The major contributing factor for abscess formation is improper injection technique [9,10]. Rarely, sterile abscess may be caused by the inherent property of the vaccine itself. Aluminium salts added as adjuvants in the vaccine cause a slow escape of antigen from the site of injection, thereby lengthening the duration of contact between the antigen and immune system. Hypersensitivity to a vaccine component especially aluminium salt added as an adjuvant can be one of the possible explanations of sterile abscess following vaccination [4,7,8]. Aluminium containing vaccines can cause a nodule at the injection site which can last for several weeks for 5-10% of vaccinated persons. In rare instances, the nodule may become inflammatory and can turn into an abscess. Nodules persisting more than six weeks may indicate the delayed type hypersensitivity reactions to the aluminium component in the vaccine [9,10]. Here, in this case, the baby received Hepatitis B vaccine (each dose of 0.5 mL contains Purified HBsAg >10 microgram, Aluminium hydroxide gel equivalent to AL +++ 0.25 mg and Thiomersal IP 0.025 mg).
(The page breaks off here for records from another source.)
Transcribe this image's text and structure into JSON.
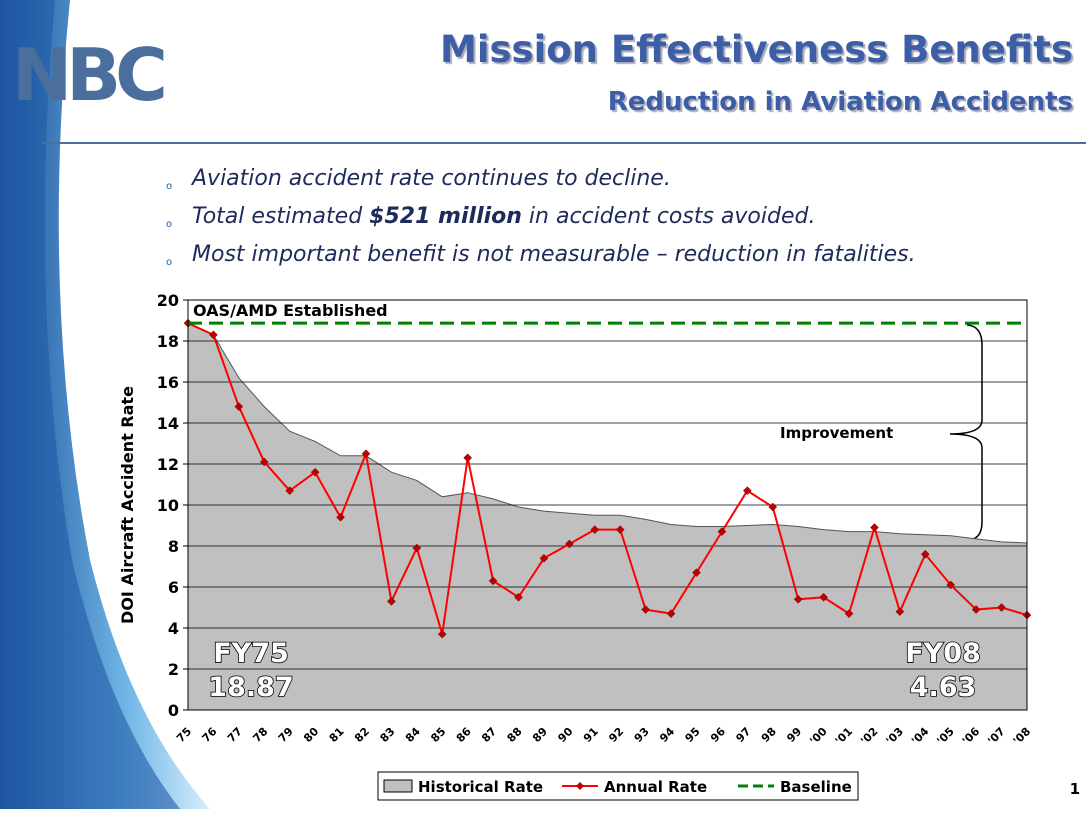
{
  "header": {
    "logo": "NBC",
    "title": "Mission Effectiveness Benefits",
    "subtitle": "Reduction in Aviation Accidents"
  },
  "bullets": [
    [
      "Aviation accident rate continues to decline."
    ],
    [
      "Total estimated ",
      "$521 million",
      " in accident costs avoided."
    ],
    [
      "Most important benefit is not measurable – reduction in fatalities."
    ]
  ],
  "page_number": "1",
  "chart_data": {
    "type": "area-line",
    "ylabel": "DOI Aircraft Accident Rate",
    "annotations": {
      "start": "OAS/AMD Established",
      "bracket": "Improvement",
      "first_label": "FY75",
      "first_value": "18.87",
      "last_label": "FY08",
      "last_value": "4.63"
    },
    "categories": [
      "75",
      "76",
      "77",
      "78",
      "79",
      "80",
      "81",
      "82",
      "83",
      "84",
      "85",
      "86",
      "87",
      "88",
      "89",
      "90",
      "91",
      "92",
      "93",
      "94",
      "95",
      "96",
      "97",
      "98",
      "99",
      "'00",
      "'01",
      "'02",
      "'03",
      "'04",
      "'05",
      "'06",
      "'07",
      "'08"
    ],
    "series": [
      {
        "name": "Historical Rate",
        "color": "#c0c0c0",
        "kind": "area",
        "values": [
          18.87,
          18.3,
          16.2,
          14.8,
          13.6,
          13.1,
          12.4,
          12.4,
          11.6,
          11.2,
          10.4,
          10.6,
          10.3,
          9.9,
          9.7,
          9.6,
          9.5,
          9.5,
          9.3,
          9.05,
          8.95,
          8.95,
          9.0,
          9.05,
          8.95,
          8.8,
          8.7,
          8.7,
          8.6,
          8.55,
          8.5,
          8.35,
          8.2,
          8.15
        ]
      },
      {
        "name": "Annual Rate",
        "color": "#ff0000",
        "kind": "line",
        "values": [
          18.87,
          18.3,
          14.8,
          12.1,
          10.7,
          11.6,
          9.4,
          12.5,
          5.3,
          7.9,
          3.7,
          12.3,
          6.3,
          5.5,
          7.4,
          8.1,
          8.8,
          8.8,
          4.9,
          4.7,
          6.7,
          8.7,
          10.7,
          9.9,
          5.4,
          5.5,
          4.7,
          8.9,
          4.8,
          7.6,
          6.1,
          4.9,
          5.0,
          4.63
        ]
      },
      {
        "name": "Baseline",
        "color": "#008000",
        "kind": "dashed",
        "values": [
          18.87,
          18.87,
          18.87,
          18.87,
          18.87,
          18.87,
          18.87,
          18.87,
          18.87,
          18.87,
          18.87,
          18.87,
          18.87,
          18.87,
          18.87,
          18.87,
          18.87,
          18.87,
          18.87,
          18.87,
          18.87,
          18.87,
          18.87,
          18.87,
          18.87,
          18.87,
          18.87,
          18.87,
          18.87,
          18.87,
          18.87,
          18.87,
          18.87,
          18.87
        ]
      }
    ],
    "ylim": [
      0,
      20
    ],
    "yticks": [
      0,
      2,
      4,
      6,
      8,
      10,
      12,
      14,
      16,
      18,
      20
    ],
    "grid": true
  }
}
Previous studies have reported that abscess formation is commonly noted if the quantity of aluminium present in the vaccine is more than 0.17 mg [5] Subcutaneous administration of aluminium salt containing vaccines can result in cyst, necrotic breakdown and sterile abscess formation. WHO’s vaccine safety basics learning manual suggests, to administer the aluminium containing vaccines intramuscularly and not subcutaneously to ensure the safety of vaccination [8,11]. The recommended primary treatment of abscesses includes drainage of the abscess and systemic plus local applications of antibiotics.
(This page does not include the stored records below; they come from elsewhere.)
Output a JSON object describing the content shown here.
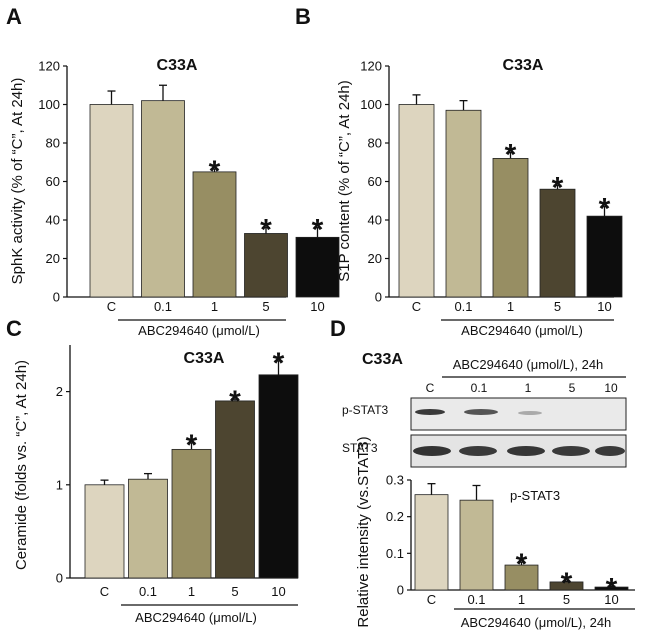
{
  "panels": {
    "A": {
      "letter": "A",
      "title": "C33A"
    },
    "B": {
      "letter": "B",
      "title": "C33A"
    },
    "C": {
      "letter": "C",
      "title": "C33A"
    },
    "D": {
      "letter": "D",
      "title": "C33A",
      "blot_header": "ABC294640 (μmol/L), 24h",
      "lanes": [
        "C",
        "0.1",
        "1",
        "5",
        "10"
      ],
      "blot_rows": [
        "p-STAT3",
        "STAT3"
      ]
    }
  },
  "colors": {
    "bars": [
      "#ddd5bf",
      "#c1b995",
      "#978e63",
      "#4d4530",
      "#0d0d0d"
    ],
    "axis": "#111111"
  },
  "chart_data": [
    {
      "id": "A",
      "type": "bar",
      "title": "C33A",
      "ylabel": "SphK activity (% of “C”, At 24h)",
      "xlabel": "ABC294640 (μmol/L)",
      "categories": [
        "C",
        "0.1",
        "1",
        "5",
        "10"
      ],
      "values": [
        100,
        102,
        65,
        33,
        31
      ],
      "errors": [
        7,
        8,
        1.5,
        3,
        5
      ],
      "significant": [
        false,
        false,
        true,
        true,
        true
      ],
      "ylim": [
        0,
        120
      ],
      "yticks": [
        0,
        20,
        40,
        60,
        80,
        100,
        120
      ],
      "ytick_labels": [
        "0",
        "20",
        "40",
        "60",
        "80",
        "100",
        "120"
      ],
      "star": "*"
    },
    {
      "id": "B",
      "type": "bar",
      "title": "C33A",
      "ylabel": "S1P content (% of “C”, At 24h)",
      "xlabel": "ABC294640 (μmol/L)",
      "categories": [
        "C",
        "0.1",
        "1",
        "5",
        "10"
      ],
      "values": [
        100,
        97,
        72,
        56,
        42
      ],
      "errors": [
        5,
        5,
        3,
        2,
        5
      ],
      "significant": [
        false,
        false,
        true,
        true,
        true
      ],
      "ylim": [
        0,
        120
      ],
      "yticks": [
        0,
        20,
        40,
        60,
        80,
        100,
        120
      ],
      "ytick_labels": [
        "0",
        "20",
        "40",
        "60",
        "80",
        "100",
        "120"
      ],
      "star": "*"
    },
    {
      "id": "C",
      "type": "bar",
      "title": "C33A",
      "ylabel": "Ceramide (folds vs. “C”, At 24h)",
      "xlabel": "ABC294640 (μmol/L)",
      "categories": [
        "C",
        "0.1",
        "1",
        "5",
        "10"
      ],
      "values": [
        1.0,
        1.06,
        1.38,
        1.9,
        2.18
      ],
      "errors": [
        0.05,
        0.06,
        0.07,
        0.02,
        0.15
      ],
      "significant": [
        false,
        false,
        true,
        true,
        true
      ],
      "ylim": [
        0,
        2.5
      ],
      "yticks": [
        0,
        1,
        2
      ],
      "ytick_labels": [
        "0",
        "1",
        "2"
      ],
      "star": "*"
    },
    {
      "id": "D",
      "type": "bar",
      "title": "p-STAT3",
      "ylabel": "Relative intensity (vs.STAT3)",
      "xlabel": "ABC294640 (μmol/L), 24h",
      "categories": [
        "C",
        "0.1",
        "1",
        "5",
        "10"
      ],
      "values": [
        0.26,
        0.245,
        0.068,
        0.022,
        0.008
      ],
      "errors": [
        0.03,
        0.04,
        0.008,
        0.002,
        0.002
      ],
      "significant": [
        false,
        false,
        true,
        true,
        true
      ],
      "ylim": [
        0,
        0.3
      ],
      "yticks": [
        0,
        0.1,
        0.2,
        0.3
      ],
      "ytick_labels": [
        "0",
        "0.1",
        "0.2",
        "0.3"
      ],
      "star": "*"
    }
  ]
}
Causality assessment of the AEFI was performed according to the user manual for the WHO classification [11]. This case satisfied the eligibility criteria for AEFI, as Hepatitis B vaccine was the only vaccine administered before the event and the diagnosis of sterile abscess met the Brighton collaboration case definition [12]. Based on the algorithm, causality of the event was classified as ‘consistent causal association to vaccination’ with the sub-class ‘immunisation error related reaction’. Sterile abscess due to a delayed hypersensitivity reaction to aluminium salt adjuvant present in the vaccine may be unlikely in this case, as there was no recurrence of sterile abscess following administration of further doses of vaccines with similar components including aluminium salt. Previously published case reports have described the recurrence of sterile abscess following the administration of vaccines containing aluminium salts as adjuvants [13,14]. Hence the reaction may be an immunisation error related reaction due to an error in the injection technique. The possible injection technique error occurred, in this case, may be the non-deep injection of Hepatitis B [8]. Vaccinators need to undergo continuous education and training to minimise immunisation error related reactions as these AEFIs may negatively influence the parent’s confidence in immunisation.


The occurrence of sterile abscess, in this case, maybe attributed to an error in the immunisation process. In view of the high risk of VPDs in the community, parents need to be educated and counselled to complete the immunisation schedule with possible precautions to avoid recurrence of AEFIs.